Taking the form of a “fireside chat,” the seventh annual Emile Noël Lecture on March 29 was a free-ranging discussion between Giorgio Napolitano, the president of Italy, and University Professor Joseph Weiler, director of the Jean Monnet Center for International and Regional Economic Law & Justice.
“For many people, especially in this delicate moment, you represent the best of Italy,” said Weiler. Italy’s “delicate moment” includes the ongoing legal troubles of Prime Minister Silvio Berlusconi, conflict between government branches, and high national debt.
Napolitano described his youth in Naples and how, as an undergraduate during World War II, he belonged to an anti-fascist group. In autumn 1942, he said, “I reached the conclusion that my country, Italy, had to lose the war, that we had to hope and wish Italy would be defeated. It was not a simple conclusion to reach for a boy of a rather traditional family. But discussing with friends, I understand that that was the only way to get rid of fascism and to have a new beginning for my country.”
A member of the Italian Parliament from 1953 to 1996 (with the exception of one term), Napolitano has devoted his life’s work to his nation’s government. In 2005, he was made a senator for life. Still a popular figure at age 85, Napolitano, a frequent advocate for cooperation between left and right, said that Italy’s biggest current difficulty is extreme partisanship.
“There is no dialogue,” he said. “Nobody listens to the other. There is a risk of division of the country, and there is a risk of serious weakening of our prestige in the world.... My first duty is to put the emphasis on what unites Italy, not on what divides Italy, and to recall all Italians, all political parties, all social forces to the necessity of a certain acceptable and effective degree of national cohesion and national unity.”

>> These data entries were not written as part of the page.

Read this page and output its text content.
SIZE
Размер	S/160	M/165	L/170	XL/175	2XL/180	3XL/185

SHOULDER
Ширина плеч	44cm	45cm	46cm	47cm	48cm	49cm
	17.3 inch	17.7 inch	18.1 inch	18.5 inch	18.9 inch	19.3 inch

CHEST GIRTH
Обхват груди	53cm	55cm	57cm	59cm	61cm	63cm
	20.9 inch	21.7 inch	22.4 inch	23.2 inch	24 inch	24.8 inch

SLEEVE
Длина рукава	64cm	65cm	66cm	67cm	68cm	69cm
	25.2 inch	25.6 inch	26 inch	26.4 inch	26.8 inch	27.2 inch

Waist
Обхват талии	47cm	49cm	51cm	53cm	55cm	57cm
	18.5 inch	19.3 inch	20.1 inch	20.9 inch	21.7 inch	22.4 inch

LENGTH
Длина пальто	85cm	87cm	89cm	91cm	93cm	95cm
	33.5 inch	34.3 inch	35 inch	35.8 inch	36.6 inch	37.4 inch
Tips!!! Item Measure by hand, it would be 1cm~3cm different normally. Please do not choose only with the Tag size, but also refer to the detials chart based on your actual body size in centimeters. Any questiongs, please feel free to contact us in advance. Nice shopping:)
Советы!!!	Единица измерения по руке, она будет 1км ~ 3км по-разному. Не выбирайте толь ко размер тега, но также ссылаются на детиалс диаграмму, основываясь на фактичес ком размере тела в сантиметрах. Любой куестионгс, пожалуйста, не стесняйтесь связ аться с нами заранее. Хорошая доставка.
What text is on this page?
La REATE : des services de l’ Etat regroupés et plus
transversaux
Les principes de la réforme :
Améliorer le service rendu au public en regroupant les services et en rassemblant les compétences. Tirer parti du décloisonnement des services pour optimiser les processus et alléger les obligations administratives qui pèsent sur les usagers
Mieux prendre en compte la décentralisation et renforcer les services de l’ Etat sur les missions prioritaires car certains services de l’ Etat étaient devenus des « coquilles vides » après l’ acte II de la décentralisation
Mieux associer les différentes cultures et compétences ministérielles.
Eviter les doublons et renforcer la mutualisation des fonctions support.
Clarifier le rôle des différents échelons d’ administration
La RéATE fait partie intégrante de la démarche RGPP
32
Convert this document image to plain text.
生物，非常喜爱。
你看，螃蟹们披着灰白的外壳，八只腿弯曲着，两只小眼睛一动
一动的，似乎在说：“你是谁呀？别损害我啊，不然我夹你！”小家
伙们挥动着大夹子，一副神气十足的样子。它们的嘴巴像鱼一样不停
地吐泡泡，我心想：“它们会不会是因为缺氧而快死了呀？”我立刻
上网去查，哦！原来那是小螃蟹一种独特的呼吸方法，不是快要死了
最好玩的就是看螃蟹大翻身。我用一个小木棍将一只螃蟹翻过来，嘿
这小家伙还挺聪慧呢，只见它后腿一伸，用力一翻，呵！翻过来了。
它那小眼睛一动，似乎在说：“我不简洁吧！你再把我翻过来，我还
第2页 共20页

In broader terms, Napolitano said, the most difficult period in his career had been the “Years of Lead” between the late 1960s and early 1980s, when Italy was plagued by domestic terrorism, reaching a terrible crescendo with the assassination of former Prime Minister Aldo Moro: “From one day to another you didn’t know who could be killed. Red Brigades were killing symbols blindly—a judge, a policeman, a politician—just to create emotion and destabilization.”
Napolitano reflected also on the political troubles of the European Union, which has seen decreasing voter turnout for its parliamentary elections and the failure at the polls of its original constitutional treaty. The president asserted that “European institutions have become a very comfortable scapegoat for national problems.... I think that national political leadership has the moral duty to tell the truth about what its responsibilities are and what the responsibilities of European institutions are.”
Following the dialogue, Dean Richard Revesz presented Napolitano with the Presidential Medal of New York University, awarded to “leaders of extraordinary accomplishment,” on behalf of President John Sexton. Calling Napolitano “a statesman whose outstanding contributions exemplify honor, ethics, and public service,” Revesz then read from the official citation, which characterized Napolitano as “an eloquent voice of reason, toleration, and democratic values.”